Sono un piccolo drappello di insegnanti in pensione e di maestri che hanno scelto di fare altro. E pure, ogni pomeriggio, in un locale annesso alla chiesa, aiutano nei compiti bambini che ne hanno bisogno. Sono ragazzini venuti dall’Est e dall’Africa del Nord. Vanno seguiti, inseriti, sostenuti. Ormai sono nostri, delle nostre comunità. Quando ci sono problemi aiutano anche i genitori a dialogare con gli insegnanti. Sembra poco ma è tanto.

La squadra si ritrova quasi ogni settimana, di sabato, in un ampio locale sottostante il grande edificio della chiesa.
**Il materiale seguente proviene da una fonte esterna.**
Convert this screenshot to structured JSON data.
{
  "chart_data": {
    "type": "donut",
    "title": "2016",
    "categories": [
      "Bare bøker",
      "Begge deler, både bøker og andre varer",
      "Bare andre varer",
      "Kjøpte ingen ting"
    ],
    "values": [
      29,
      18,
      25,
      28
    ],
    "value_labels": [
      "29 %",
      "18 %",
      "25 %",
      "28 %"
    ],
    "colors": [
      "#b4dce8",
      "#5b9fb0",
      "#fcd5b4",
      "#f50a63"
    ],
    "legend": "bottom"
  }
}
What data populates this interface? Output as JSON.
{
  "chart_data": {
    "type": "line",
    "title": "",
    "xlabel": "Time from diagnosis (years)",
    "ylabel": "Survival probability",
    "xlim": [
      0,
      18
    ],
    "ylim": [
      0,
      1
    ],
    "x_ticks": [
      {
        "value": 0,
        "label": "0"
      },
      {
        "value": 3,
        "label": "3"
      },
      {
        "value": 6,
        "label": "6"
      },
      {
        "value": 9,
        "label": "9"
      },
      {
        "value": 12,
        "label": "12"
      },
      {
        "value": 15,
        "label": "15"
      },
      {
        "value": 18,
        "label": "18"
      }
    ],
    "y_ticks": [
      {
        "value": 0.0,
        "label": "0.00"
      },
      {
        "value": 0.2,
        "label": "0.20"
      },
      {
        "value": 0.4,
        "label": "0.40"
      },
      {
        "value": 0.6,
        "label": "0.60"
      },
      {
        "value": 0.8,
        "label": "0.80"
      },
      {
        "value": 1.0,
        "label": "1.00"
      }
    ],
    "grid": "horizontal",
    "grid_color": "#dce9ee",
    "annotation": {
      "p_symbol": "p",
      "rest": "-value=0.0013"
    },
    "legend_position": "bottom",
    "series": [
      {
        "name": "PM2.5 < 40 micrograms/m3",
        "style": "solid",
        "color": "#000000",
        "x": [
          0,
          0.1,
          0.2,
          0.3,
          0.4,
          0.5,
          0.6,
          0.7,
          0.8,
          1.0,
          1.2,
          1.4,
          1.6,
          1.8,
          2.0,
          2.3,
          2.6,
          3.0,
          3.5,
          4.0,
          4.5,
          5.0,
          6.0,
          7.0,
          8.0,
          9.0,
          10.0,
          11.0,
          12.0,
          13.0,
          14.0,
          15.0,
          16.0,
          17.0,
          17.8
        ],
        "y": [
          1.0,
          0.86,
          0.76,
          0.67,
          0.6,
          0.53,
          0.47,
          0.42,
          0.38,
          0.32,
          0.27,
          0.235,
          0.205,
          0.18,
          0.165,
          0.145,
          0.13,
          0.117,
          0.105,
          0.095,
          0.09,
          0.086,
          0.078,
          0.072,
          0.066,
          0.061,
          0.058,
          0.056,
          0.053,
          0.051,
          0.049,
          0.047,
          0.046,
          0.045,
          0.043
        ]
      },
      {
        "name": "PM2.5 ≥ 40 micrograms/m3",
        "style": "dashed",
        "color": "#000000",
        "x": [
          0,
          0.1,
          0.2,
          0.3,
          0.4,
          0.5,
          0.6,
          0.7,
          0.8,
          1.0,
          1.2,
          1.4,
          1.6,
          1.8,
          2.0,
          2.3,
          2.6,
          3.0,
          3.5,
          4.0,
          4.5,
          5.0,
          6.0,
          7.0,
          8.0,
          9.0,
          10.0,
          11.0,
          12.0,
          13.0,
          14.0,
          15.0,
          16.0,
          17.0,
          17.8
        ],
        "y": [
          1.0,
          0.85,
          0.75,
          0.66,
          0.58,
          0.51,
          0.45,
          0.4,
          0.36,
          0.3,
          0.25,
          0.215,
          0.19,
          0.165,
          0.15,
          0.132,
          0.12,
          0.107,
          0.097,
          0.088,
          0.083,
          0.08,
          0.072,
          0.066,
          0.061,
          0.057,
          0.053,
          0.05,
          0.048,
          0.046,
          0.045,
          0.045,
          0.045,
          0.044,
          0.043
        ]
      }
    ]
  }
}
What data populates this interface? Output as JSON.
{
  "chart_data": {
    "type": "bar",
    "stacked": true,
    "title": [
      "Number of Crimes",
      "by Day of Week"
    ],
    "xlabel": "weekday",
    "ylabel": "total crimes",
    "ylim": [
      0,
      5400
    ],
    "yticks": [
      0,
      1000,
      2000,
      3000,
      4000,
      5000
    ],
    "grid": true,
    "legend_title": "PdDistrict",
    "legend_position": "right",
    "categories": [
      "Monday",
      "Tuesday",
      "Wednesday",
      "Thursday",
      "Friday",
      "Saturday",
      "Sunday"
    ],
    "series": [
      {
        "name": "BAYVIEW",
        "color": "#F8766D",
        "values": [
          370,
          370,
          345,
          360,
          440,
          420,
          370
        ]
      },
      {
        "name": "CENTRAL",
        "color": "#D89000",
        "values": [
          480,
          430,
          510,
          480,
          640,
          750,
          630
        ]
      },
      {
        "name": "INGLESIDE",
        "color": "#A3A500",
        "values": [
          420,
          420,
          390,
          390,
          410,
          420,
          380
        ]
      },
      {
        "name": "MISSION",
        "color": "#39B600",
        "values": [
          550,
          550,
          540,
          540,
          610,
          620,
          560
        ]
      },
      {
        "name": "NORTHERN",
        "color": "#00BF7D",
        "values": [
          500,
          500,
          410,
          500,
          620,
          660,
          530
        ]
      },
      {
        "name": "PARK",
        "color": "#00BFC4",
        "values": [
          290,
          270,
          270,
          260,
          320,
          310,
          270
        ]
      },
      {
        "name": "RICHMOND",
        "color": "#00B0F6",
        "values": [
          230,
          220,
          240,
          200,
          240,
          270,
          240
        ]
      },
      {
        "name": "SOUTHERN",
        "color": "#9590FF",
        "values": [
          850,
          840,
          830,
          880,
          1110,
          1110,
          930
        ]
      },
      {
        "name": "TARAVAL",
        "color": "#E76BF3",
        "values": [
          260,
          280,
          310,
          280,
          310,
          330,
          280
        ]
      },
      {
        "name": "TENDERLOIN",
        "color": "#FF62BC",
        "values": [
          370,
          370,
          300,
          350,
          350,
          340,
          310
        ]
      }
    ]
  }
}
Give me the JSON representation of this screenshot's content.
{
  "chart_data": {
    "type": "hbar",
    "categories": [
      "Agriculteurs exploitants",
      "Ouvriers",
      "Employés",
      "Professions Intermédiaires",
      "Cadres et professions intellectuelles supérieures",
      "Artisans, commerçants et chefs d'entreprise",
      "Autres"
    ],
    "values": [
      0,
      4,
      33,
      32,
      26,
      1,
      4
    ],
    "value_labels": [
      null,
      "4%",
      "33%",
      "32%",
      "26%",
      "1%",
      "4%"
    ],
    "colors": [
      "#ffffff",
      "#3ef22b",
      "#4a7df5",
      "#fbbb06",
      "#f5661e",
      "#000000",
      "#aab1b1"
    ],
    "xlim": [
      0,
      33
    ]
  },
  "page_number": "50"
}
È lì dove sono stipati gli alimenti frutto delle Collette alimentari, dei Donacibo, degli aiuti provenienti dalla Comunità europea. Preparano pacchi, un’ottantina, mettono olio, pasta, conserve, biscotti, riso. Questo al mattino, al pomeriggio arrivano altri, che provvedono alle consegne alle famiglie bisognose. Si muovono come tante api operose. Sembra poco ma è tanto.

Non ho messo nomi, non ho fatto riferimenti geografici, non ho individuato parrocchie, non ho messo sigle di associazioni. Perché, pur conoscendoli, so bene che comportamenti del genere accadono un po’ dappertutto. È l’Italia dei piccoli che fanno grandi cose. È l’Italia che tira, che va avanti anche con molta fatica, che resiste. Altro che la modaiola resilienza! È l’Italia normale, di cui poco si dice. E di cui, forse, lassù, nei Palazzi degli intrighi, ci si dimentica spesso.